UPM set six global biodiversity targets in 2006 and reaffirmed those targets in 2011 to guide the development of individual country targets and local level forest tract actions plans.
“These targets are really forest management techniques to promote biodiversity and measure and track our progress in restoring or ensuring a healthy forest,” says Adams. She listed the principle targets as follows:
1. Maintain and increase proportion of native tree species and their natural composition. Use harvest and regeneration techniques to ensure that tree species native to a particular site thrive.
2. Manage deadwood quality and quantity to enhance biodiversity. Deadwood provides an important habitat, shelter and food source for insects, especially beetles, fungi and lichens, but also birds, bats and mammals.

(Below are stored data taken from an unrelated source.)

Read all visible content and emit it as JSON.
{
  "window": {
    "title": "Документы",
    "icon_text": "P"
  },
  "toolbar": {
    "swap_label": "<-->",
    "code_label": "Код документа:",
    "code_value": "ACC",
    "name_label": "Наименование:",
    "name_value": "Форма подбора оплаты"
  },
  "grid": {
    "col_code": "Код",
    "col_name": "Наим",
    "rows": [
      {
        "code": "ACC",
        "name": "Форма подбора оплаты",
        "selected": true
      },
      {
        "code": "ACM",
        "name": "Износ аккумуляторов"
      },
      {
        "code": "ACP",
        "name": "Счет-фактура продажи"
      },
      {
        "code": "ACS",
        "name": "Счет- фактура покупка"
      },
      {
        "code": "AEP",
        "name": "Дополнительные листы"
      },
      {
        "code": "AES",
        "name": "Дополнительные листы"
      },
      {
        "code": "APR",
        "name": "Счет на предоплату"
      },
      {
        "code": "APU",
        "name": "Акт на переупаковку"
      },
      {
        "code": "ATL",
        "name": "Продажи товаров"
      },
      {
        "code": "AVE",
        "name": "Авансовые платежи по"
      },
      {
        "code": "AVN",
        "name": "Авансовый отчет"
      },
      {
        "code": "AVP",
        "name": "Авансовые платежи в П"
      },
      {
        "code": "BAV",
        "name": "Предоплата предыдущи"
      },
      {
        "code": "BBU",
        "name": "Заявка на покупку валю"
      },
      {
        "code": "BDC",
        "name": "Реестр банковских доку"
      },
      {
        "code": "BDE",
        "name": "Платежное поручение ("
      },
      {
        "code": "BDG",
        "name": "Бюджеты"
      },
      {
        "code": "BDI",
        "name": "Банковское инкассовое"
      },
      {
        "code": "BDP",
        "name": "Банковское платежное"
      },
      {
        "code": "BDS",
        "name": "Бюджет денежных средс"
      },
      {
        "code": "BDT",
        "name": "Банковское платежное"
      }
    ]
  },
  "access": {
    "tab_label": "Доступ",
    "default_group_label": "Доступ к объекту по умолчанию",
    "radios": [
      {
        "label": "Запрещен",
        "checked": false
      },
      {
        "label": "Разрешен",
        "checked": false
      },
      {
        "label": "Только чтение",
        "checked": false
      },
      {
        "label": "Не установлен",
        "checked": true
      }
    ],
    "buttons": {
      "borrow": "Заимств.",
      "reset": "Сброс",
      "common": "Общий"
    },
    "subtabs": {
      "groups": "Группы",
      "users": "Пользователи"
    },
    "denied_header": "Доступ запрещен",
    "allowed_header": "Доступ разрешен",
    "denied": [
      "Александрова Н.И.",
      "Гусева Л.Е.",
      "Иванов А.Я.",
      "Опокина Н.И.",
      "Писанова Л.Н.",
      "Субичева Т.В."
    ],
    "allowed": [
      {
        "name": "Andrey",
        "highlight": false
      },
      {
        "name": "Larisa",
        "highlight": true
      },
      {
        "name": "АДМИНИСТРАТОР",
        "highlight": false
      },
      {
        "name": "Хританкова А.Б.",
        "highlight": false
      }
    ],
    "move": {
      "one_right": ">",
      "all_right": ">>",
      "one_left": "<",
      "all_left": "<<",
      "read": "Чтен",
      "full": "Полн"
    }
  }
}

Wood inhabiting species breakdown the wood structure releasing nutrients back into the soil where they can help living trees and other vegetation to grow.
3. Protect valuable habitats and manage them for their biodiversity value. Valuable habitats provide the richest and most varied components for biodiversity. They are often naturally small and the specialised conditions mean that many rare species can inhabit them.

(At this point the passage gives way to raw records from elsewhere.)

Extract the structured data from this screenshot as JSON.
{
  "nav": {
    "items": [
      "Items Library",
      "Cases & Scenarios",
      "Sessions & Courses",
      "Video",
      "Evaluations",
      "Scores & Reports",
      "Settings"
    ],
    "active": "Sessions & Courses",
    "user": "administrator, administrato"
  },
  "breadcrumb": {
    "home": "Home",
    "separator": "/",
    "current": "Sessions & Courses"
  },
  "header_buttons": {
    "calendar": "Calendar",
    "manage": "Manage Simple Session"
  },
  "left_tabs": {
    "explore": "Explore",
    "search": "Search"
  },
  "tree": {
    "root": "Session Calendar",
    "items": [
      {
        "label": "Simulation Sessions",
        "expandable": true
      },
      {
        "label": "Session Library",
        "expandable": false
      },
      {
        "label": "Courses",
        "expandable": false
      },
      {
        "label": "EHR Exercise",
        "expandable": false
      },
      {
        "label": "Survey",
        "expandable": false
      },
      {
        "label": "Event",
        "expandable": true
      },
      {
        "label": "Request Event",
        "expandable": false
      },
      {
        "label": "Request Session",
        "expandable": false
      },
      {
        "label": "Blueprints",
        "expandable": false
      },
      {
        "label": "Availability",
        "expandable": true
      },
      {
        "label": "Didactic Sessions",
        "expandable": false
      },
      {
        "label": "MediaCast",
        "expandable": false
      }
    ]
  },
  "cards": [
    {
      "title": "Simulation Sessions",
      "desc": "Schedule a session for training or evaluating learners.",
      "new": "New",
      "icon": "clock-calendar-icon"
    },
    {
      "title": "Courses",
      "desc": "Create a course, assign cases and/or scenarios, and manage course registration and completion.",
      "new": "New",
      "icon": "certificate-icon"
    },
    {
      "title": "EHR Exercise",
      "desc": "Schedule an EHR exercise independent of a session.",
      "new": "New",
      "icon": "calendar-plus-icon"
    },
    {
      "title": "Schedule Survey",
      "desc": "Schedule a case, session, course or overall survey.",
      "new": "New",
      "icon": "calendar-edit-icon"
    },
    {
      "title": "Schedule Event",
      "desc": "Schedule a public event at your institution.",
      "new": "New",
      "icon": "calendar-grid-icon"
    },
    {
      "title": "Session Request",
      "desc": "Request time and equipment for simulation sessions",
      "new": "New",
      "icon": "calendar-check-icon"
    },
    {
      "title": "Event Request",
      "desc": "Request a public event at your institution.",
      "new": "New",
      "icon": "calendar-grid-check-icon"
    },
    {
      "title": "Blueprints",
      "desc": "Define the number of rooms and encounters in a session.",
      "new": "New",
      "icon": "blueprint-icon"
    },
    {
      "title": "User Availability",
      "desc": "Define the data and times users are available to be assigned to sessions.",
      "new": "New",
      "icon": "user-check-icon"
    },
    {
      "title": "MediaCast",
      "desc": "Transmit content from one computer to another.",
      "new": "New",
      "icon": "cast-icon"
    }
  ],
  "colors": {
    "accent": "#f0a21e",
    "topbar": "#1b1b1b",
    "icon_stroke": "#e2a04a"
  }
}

4. Manage variation in forest structure at area and stand level. Different species require variety in the distribution of trees either vertically in a stand or across the forest.

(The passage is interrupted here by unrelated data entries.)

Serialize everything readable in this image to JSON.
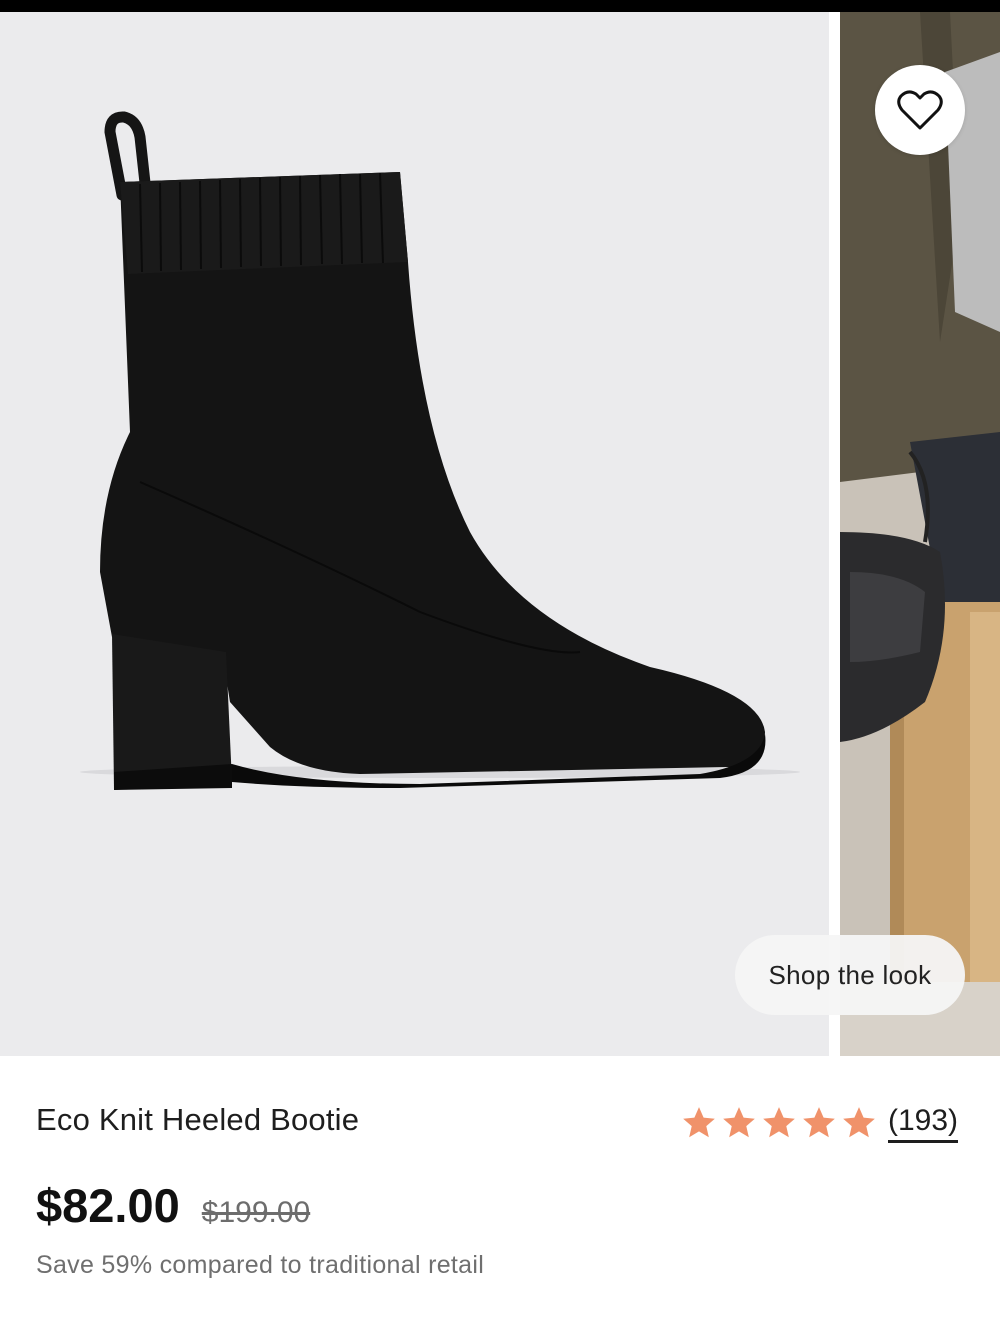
{
  "gallery": {
    "favorite_icon": "heart-outline-icon",
    "shop_the_look_label": "Shop the look"
  },
  "product": {
    "title": "Eco Knit Heeled Bootie",
    "rating": {
      "stars": 5,
      "max_stars": 5,
      "review_count": "(193)",
      "star_color": "#f0926a"
    },
    "price": "$82.00",
    "original_price": "$199.00",
    "savings_text": "Save 59% compared to traditional retail"
  },
  "colors": {
    "image_background": "#ebebed",
    "boot": "#121212",
    "star": "#f0926a"
  }
}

5. Maintain open water bodies and wetland. Rivers and lakes provide a wide range of habitats for fish, many different mammal, plant, bird and insect species.
6. Implement plans for remnants of natural forests.
In addition to promoting biodiversity, strictly protected remnants of untouched natural forests are needed for research and education.
According to Adams: “These biodiversity targets identify key processes of the natural forest that we incorporate in our management plans. We are matching tree and plant species to the landscapes in which they naturally occur based on soil types, topography, moisture availability, and other environmental factors. Plus, we are aggressively tracking the results of our management practices.”
Certified loggers secure healthy forests
Adams explains how logger certification is essential to achieving healthy productive forests in Minnesota in the US: “Once the environmental data is analysed and the planning and timber sale design is completed, the success of the harvest and subsequent regeneration depends on our loggers. We work closely with independent professional loggers who are designated Master Loggers along with obtaining continuing education through the Minnesota Logger Education Program (MLEP). Our loggers are trained to maintain soil productivity, preserve water resources, protect critical habitat areas and prepare for regeneration of the harvested forest units through a series of Best Management Practices (BMPs) established by the Minnesota Forest Resources Council.”
Annual training to ISO standards
BMPs are imbedded in Blandin ISO procedures and accreditation, so there is no room for noncompliance. All forest product suppliers are certified Master Loggers who are required to participate in annual training to ISO standards. Master loggers are third party audited to ensure that they maintain their training and demonstrate the skills necessary to achieve healthy forest practices and targets on harvest sites.
“I enjoy taking our customers into our forest lands. After seeing the vast and diverse landscape of Minnesota’s healthy forests and touring our harvest sites they are assured that UPM's global targets and sustainable forest management are integral to the management of UPM Blandin lands,” concludes Adams.